LA PESTE PORCINA, CONTROLADA, SEGÚN EL MINISTERIO DE AGRICULTURA

Las indemnizaciones suponen el 80 por 100 del valor de la carne de los animales sacrificados

No hay motivo de alarma en relación con el foco de peste porcina en la localidad riojana de Baños del Río

Tobia, y su incidencia no ha sobrepasado los límites normales propios de estos casos, según han

declarado a Cifra fuentes del Ministerio de Agricultura.

El foco entra en la categoría de los brotes esporádicos, que se dan, por diversas circunstancias, en varios

puntos y en distintas épocas del año, según el Ministerio, y la aparición de la peste porcina en la

mencionada localidad logroñesa no supone una incidencia especial.

Las indemnizaciones fijadas para estos casos son de una subvención por valor del 80 por 100 de la carne

de los animales sacrificados, que representa una cifra aceptable para los cerdos de engorde pero que los

ganaderos consideran baja para el ganado de cría.

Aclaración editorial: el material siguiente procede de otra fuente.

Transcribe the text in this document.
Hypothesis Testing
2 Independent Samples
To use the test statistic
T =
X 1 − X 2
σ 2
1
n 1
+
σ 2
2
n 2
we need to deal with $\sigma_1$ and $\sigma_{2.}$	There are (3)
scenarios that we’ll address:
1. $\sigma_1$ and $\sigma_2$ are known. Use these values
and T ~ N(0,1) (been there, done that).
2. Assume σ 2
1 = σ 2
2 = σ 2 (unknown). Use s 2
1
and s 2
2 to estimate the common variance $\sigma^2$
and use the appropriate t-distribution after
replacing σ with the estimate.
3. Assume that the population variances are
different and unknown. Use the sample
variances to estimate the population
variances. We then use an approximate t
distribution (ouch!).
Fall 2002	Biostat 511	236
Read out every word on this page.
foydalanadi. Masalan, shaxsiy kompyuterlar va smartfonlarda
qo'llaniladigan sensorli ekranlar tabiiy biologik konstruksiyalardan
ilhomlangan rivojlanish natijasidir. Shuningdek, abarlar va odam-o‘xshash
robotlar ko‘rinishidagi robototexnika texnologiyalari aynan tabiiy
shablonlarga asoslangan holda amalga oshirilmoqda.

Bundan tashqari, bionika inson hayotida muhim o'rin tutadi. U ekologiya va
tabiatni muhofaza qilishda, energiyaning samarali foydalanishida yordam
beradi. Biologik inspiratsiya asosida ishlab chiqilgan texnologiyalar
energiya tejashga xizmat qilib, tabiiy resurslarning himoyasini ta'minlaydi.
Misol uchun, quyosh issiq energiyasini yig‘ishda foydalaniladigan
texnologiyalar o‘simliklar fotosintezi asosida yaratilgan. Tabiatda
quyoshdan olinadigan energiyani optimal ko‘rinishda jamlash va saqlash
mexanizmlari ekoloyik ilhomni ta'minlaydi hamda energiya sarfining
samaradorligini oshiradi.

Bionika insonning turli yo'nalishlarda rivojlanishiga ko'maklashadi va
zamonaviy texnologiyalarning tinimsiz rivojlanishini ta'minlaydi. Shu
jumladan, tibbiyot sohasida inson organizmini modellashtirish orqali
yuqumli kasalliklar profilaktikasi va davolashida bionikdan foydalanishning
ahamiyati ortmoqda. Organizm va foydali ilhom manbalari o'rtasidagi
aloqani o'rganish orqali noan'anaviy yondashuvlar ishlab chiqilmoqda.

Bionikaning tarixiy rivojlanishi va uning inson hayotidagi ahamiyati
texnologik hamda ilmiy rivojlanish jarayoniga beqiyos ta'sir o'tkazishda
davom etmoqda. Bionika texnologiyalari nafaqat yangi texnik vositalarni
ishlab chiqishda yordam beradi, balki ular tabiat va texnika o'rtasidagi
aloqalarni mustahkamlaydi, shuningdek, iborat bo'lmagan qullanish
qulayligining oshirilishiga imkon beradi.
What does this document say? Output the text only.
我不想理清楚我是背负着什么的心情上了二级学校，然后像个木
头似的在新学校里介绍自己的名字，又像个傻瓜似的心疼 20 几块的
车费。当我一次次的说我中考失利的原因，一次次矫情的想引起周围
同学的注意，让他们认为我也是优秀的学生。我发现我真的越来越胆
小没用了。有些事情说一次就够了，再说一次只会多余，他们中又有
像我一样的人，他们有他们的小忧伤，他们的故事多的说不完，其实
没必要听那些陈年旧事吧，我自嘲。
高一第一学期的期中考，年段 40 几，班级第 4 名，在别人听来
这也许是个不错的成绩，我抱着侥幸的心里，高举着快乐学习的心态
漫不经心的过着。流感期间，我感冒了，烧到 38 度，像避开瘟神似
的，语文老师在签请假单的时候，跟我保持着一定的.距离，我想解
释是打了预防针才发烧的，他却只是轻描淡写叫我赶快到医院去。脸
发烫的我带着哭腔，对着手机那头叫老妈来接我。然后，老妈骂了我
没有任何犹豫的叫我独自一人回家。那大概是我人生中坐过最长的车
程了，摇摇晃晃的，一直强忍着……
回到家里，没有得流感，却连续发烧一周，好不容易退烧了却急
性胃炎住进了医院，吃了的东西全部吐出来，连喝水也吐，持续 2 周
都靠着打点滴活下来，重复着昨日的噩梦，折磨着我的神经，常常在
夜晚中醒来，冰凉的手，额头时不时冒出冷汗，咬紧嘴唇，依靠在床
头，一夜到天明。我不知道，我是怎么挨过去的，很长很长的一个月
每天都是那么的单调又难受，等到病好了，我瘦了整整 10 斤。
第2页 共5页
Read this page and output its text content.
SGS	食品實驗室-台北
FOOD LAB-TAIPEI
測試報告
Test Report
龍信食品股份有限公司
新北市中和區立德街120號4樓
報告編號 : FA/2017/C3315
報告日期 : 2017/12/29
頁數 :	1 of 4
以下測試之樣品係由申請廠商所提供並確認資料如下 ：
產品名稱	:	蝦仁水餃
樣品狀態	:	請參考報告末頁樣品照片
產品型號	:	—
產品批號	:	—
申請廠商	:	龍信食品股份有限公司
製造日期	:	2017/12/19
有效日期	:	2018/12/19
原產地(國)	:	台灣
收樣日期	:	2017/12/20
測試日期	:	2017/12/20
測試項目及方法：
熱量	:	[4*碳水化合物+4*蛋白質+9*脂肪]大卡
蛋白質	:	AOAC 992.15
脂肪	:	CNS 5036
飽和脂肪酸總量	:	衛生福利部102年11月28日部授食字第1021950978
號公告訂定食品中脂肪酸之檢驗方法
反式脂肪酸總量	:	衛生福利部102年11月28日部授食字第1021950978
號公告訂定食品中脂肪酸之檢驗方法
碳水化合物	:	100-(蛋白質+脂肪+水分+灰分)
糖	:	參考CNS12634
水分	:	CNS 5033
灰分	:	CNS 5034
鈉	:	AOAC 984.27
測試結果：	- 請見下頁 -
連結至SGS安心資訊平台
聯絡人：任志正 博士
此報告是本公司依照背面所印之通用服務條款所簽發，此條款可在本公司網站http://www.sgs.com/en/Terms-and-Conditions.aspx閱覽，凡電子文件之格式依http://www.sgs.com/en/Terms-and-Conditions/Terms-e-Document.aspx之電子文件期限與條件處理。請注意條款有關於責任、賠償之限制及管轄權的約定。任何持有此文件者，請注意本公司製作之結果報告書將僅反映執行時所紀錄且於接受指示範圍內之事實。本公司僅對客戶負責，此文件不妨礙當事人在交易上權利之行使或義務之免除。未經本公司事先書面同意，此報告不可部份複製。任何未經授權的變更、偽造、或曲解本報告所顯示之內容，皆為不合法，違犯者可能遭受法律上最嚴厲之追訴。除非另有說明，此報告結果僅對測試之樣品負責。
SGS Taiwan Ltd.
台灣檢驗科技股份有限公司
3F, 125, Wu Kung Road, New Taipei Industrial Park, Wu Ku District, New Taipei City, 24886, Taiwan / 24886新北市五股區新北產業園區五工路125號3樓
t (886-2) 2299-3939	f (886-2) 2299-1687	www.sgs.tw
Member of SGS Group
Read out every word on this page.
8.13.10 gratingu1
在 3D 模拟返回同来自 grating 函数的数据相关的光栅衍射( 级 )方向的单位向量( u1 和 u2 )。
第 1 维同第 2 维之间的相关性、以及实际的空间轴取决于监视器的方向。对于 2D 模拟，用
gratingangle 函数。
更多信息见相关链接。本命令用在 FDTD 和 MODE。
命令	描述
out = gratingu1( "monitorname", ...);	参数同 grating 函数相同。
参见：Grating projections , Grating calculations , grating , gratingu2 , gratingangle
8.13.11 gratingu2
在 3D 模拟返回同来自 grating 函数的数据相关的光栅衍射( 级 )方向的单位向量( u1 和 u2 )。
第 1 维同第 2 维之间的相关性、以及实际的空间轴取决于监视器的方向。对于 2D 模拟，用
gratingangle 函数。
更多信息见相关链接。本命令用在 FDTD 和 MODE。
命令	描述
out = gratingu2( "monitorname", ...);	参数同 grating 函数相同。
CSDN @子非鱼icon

LAS INDEMNIZACIONES NO BASTAN, SEGÚN EL BANCO DE BILBAO

La peste porcina constituye un azote para nuestra ganadería. En los campos de la serranía de Huelva, en

toda Extremadura y ahora en diversas comarcas del norte—Rioja entre ellas—, los focos se suceden,

causando graves quebrantos. Ni las indemnizaciones pagadas—que en el primer semestre del año llegan a

326,3 millones de pesetas—pueden paliar la ruina que se cierne sobre millares de ganaderos, la inmensa

mayoría de ellos con recursos escasos, dice el boletín "El Campo", del Banco de Bilbao.

El virus se extiende; el trasiego de ganado y la resistencia del campesino a denunciar los casos de peste,

debido a que el valor de la indemnización no cubre la pérdida posible, hace que la enfermedad sea menos

controlable. Por ello, una adecuada vigilancia, en especial en las explotaciones comunales, y una mejor

adecuación de majadas y abrevaderos contribuirían a erradicar un mal que ya dura demasiado.